The CSE Colloquium Series will host Craig Knoblock, Research Professor at the University of Southern California, on Thursday, March 28 from 4 - 5 p.m. in Avery 115. There will be a reception at 3:30 pm in 348 Avery Hall.

Abstract

There is a great deal of interest in "big data'' today and a significant aspect of the big data problem is how to exploit the large number and wide variety of datasets that are becoming available. One of the key challenges to more effectively use the huge amount of available data is how to acquire or learn the semantics of the data. This problem is often referred to as source modeling and most existing tools leave the source-modeling problem to be solved manually because it is so hard. The result is that source modeling is often the bottleneck in solving many integration problems. In this talk I will first describe our work on developing a general approach to interactive information integration that allows end users to rapidly solve their own integration problems. Then I will present our recent work on interactively constructing semantic descriptions of the data sources to support the larger integration task. The approach to learning source models uses machine learning methods to learn to recognize semantic classes of the data, efficient search algorithms to find the most likely relations between the classes, and a graphical user interface that allow a user to quickly refine the semantic descriptions.

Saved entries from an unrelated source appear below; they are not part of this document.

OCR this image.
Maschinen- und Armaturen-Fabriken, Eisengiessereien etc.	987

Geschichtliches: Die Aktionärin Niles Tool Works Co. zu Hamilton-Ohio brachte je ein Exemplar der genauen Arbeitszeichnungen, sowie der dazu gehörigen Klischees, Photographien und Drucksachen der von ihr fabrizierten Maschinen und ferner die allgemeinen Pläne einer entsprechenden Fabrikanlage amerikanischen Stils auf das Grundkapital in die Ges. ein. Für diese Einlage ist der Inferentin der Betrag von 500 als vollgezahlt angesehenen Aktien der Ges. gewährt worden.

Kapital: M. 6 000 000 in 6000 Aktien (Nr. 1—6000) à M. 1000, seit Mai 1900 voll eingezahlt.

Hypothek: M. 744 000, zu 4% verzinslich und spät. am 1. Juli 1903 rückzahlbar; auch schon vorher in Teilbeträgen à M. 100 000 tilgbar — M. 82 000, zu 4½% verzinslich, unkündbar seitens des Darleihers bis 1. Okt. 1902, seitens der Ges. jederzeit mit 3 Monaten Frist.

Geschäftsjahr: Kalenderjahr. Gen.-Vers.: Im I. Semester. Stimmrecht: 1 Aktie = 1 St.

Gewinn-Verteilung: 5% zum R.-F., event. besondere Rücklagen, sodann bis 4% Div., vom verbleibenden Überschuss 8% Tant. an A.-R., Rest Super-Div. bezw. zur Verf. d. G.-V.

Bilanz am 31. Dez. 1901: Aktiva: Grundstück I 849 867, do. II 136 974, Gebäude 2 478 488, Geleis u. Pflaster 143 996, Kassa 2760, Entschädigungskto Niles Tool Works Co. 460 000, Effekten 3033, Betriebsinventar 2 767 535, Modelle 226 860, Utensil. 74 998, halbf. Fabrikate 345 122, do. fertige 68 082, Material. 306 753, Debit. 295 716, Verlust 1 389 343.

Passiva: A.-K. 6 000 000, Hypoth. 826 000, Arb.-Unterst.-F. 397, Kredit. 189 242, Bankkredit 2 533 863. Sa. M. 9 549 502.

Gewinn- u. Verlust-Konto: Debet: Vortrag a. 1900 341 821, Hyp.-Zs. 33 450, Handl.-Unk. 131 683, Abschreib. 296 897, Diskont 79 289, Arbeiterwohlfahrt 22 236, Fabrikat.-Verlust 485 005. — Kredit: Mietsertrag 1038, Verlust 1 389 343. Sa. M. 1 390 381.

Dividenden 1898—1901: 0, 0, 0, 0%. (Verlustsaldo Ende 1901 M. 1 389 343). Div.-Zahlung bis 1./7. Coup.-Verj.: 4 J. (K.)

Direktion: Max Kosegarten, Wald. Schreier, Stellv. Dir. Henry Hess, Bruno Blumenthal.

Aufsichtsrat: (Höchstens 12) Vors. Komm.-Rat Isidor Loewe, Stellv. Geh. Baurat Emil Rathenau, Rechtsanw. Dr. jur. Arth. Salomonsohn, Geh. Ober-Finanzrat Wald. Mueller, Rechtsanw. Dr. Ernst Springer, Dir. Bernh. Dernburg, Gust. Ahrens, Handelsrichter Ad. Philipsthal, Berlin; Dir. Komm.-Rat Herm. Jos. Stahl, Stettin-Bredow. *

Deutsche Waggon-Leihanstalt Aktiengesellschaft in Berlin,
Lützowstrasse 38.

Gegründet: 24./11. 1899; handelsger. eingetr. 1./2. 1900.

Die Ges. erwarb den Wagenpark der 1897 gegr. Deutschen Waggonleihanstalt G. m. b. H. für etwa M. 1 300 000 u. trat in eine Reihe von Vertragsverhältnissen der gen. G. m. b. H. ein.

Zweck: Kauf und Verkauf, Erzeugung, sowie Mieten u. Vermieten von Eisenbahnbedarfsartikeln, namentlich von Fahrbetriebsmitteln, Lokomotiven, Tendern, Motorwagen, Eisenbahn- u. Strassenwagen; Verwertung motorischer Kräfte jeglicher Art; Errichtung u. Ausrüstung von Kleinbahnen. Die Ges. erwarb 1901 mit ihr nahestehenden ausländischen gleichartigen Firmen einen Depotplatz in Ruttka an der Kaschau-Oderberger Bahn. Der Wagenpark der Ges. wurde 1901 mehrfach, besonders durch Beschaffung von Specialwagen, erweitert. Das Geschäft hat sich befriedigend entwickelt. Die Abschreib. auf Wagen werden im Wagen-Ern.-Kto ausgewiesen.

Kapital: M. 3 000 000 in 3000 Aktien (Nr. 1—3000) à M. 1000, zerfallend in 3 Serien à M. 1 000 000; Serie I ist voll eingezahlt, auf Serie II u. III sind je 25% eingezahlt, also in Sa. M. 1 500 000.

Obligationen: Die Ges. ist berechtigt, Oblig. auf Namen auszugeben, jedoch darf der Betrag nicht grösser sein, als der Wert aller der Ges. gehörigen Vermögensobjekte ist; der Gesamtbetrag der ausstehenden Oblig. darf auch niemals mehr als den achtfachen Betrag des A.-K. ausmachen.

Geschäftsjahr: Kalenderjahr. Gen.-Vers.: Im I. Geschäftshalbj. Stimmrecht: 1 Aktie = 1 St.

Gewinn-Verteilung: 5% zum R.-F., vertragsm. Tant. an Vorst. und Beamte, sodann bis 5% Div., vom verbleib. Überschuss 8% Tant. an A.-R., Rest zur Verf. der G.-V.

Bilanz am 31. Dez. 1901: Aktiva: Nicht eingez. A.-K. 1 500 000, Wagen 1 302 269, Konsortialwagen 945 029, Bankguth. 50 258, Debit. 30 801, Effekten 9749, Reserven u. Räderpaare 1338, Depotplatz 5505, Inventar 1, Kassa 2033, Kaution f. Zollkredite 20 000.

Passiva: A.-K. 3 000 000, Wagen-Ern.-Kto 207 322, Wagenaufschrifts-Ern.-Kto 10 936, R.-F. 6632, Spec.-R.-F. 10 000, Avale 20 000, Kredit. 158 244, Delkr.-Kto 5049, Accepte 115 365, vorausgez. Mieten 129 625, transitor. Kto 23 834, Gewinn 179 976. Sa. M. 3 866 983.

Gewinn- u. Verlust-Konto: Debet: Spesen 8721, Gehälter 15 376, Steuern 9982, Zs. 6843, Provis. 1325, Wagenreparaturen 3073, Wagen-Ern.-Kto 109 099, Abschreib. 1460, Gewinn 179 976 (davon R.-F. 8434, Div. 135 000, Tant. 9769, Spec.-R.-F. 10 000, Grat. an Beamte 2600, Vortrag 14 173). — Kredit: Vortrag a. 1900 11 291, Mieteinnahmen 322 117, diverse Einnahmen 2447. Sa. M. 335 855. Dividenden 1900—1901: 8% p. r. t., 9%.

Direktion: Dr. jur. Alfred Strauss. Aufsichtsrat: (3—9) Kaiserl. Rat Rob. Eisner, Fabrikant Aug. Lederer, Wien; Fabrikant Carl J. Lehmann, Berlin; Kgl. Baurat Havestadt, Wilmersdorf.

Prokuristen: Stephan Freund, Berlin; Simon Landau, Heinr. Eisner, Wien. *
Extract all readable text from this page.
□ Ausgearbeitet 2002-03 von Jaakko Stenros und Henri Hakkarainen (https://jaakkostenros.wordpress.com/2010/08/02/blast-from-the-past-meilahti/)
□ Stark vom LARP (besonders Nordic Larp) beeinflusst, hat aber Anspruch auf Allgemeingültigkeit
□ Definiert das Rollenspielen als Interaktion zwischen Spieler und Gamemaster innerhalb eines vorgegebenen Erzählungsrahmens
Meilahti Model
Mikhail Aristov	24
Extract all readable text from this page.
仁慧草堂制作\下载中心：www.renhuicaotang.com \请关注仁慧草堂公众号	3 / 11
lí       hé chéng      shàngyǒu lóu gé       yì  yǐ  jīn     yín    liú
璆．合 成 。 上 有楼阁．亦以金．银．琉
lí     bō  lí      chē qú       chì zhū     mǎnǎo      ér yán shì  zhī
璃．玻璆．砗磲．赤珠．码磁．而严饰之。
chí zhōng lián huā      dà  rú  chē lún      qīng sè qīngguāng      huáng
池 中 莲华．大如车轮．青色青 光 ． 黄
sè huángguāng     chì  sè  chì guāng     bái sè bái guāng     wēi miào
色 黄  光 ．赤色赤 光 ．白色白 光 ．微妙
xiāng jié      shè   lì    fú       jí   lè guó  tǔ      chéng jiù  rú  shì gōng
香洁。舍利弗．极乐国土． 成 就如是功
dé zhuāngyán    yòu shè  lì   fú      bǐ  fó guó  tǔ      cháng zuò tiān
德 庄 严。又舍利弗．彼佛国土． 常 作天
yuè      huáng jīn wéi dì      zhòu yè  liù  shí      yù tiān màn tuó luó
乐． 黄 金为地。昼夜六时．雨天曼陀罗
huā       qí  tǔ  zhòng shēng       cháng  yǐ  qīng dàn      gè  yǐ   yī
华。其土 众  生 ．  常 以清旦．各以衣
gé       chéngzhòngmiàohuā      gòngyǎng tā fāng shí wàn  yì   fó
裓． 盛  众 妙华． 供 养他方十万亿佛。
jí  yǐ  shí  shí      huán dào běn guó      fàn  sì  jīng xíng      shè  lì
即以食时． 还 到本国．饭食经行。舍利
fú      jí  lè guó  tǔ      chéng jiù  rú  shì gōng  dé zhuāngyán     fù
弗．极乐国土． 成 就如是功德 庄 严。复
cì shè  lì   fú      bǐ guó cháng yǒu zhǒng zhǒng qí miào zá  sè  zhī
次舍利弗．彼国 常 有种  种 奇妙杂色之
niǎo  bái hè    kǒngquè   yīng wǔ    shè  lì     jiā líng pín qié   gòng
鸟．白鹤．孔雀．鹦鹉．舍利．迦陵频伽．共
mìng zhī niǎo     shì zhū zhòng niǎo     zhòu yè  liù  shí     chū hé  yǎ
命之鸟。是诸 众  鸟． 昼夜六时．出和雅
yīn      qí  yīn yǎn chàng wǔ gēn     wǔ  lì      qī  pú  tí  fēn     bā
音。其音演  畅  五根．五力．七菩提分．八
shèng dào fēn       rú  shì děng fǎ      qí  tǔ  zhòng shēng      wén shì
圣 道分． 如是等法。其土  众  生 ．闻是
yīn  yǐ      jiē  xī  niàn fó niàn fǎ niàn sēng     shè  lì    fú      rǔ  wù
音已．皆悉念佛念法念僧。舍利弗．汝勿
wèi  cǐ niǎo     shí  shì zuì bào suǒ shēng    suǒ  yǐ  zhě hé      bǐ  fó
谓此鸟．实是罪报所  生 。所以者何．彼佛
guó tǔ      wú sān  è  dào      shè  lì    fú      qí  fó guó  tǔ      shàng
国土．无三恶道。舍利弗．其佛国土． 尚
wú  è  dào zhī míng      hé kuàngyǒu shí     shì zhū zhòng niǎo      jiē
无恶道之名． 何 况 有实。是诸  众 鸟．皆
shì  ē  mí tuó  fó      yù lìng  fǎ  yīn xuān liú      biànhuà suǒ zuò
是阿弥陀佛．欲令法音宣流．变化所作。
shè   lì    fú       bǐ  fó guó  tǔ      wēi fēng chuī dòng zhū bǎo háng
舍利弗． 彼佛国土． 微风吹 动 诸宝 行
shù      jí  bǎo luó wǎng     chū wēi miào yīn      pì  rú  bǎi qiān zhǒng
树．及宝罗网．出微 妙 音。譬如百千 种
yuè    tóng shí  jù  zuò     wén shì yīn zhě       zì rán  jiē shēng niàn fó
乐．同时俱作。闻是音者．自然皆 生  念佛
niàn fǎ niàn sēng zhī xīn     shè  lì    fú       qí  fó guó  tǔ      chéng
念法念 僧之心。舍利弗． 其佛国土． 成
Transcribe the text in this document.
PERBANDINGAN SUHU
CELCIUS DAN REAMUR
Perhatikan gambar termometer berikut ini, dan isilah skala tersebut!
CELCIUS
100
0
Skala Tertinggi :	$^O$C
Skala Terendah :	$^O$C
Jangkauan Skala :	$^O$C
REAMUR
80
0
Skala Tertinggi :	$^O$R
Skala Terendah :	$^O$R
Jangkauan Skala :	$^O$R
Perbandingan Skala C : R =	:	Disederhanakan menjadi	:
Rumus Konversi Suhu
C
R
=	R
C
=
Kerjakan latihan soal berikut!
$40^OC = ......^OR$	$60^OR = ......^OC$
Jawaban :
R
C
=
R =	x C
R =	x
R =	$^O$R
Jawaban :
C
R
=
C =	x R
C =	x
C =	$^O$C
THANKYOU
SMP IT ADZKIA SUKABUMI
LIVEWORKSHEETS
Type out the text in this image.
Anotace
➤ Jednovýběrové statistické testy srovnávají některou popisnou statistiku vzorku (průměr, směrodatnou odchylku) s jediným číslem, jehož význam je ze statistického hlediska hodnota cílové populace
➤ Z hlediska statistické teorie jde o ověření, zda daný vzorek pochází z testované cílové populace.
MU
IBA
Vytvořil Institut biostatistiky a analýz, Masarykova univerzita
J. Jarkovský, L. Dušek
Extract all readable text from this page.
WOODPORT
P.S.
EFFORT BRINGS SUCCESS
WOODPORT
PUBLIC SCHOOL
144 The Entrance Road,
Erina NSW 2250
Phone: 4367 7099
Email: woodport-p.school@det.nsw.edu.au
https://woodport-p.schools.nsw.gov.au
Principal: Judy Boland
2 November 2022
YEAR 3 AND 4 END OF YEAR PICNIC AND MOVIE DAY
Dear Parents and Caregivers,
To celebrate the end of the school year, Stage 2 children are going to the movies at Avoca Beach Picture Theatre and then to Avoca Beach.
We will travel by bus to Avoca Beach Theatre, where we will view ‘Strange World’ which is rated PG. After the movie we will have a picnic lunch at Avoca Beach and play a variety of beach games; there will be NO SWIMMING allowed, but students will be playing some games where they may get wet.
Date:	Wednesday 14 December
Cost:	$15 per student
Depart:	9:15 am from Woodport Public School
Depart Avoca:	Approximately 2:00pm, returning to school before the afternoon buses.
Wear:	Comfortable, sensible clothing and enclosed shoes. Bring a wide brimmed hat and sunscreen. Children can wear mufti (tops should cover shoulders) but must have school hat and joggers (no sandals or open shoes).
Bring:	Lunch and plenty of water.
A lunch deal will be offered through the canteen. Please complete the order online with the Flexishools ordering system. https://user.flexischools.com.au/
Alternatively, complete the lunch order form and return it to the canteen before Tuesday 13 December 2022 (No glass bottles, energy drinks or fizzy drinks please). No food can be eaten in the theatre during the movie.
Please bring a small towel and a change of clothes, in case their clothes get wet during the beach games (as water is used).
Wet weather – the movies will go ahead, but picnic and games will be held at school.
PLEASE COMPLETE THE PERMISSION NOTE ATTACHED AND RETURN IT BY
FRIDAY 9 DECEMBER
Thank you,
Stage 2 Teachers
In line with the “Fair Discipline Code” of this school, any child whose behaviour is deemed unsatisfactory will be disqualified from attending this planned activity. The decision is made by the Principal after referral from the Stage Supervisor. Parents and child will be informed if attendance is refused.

I will present an evaluation of the approach on a set of bioinformatics sources and show that it supports the rapid modeling of complex sources with minimal user interaction.

Biography

Craig Knoblock is a Research Professor in Computer Science at the University of Southern California (USC) and the Director of Information Integration at the USC Information Sciences Institute. He received his Bachelor of Science degree from Syracuse University and his Master’s and Ph.D. from Carnegie Mellon University, all in computer science. His research focuses on techniques related to the Semantic Web and Linked Data for describing, acquiring, and exploiting the semantics of data. He has applied this work to constructing distributed, integrated applications from heterogeneous sources through information extraction, source modeling, data cleaning, record linkage, machine learning and other technologies and has applied them to geospatial, biological, and cultural heritage data integration. He has published more than 250 journal articles, book chapters, and conference papers on these topics. Dr. Knoblock is a Fellow of the Association for the Advancement of Artificial Intelligence (AAAI), a Distinguished Scientist of the Association of Computing Machinery (ACM), President and Trustee of the International Joint Conference on Artificial Intelligence (IJCAI), and past President of the International Conference on Automated Planning and Scheduling (ICAPS).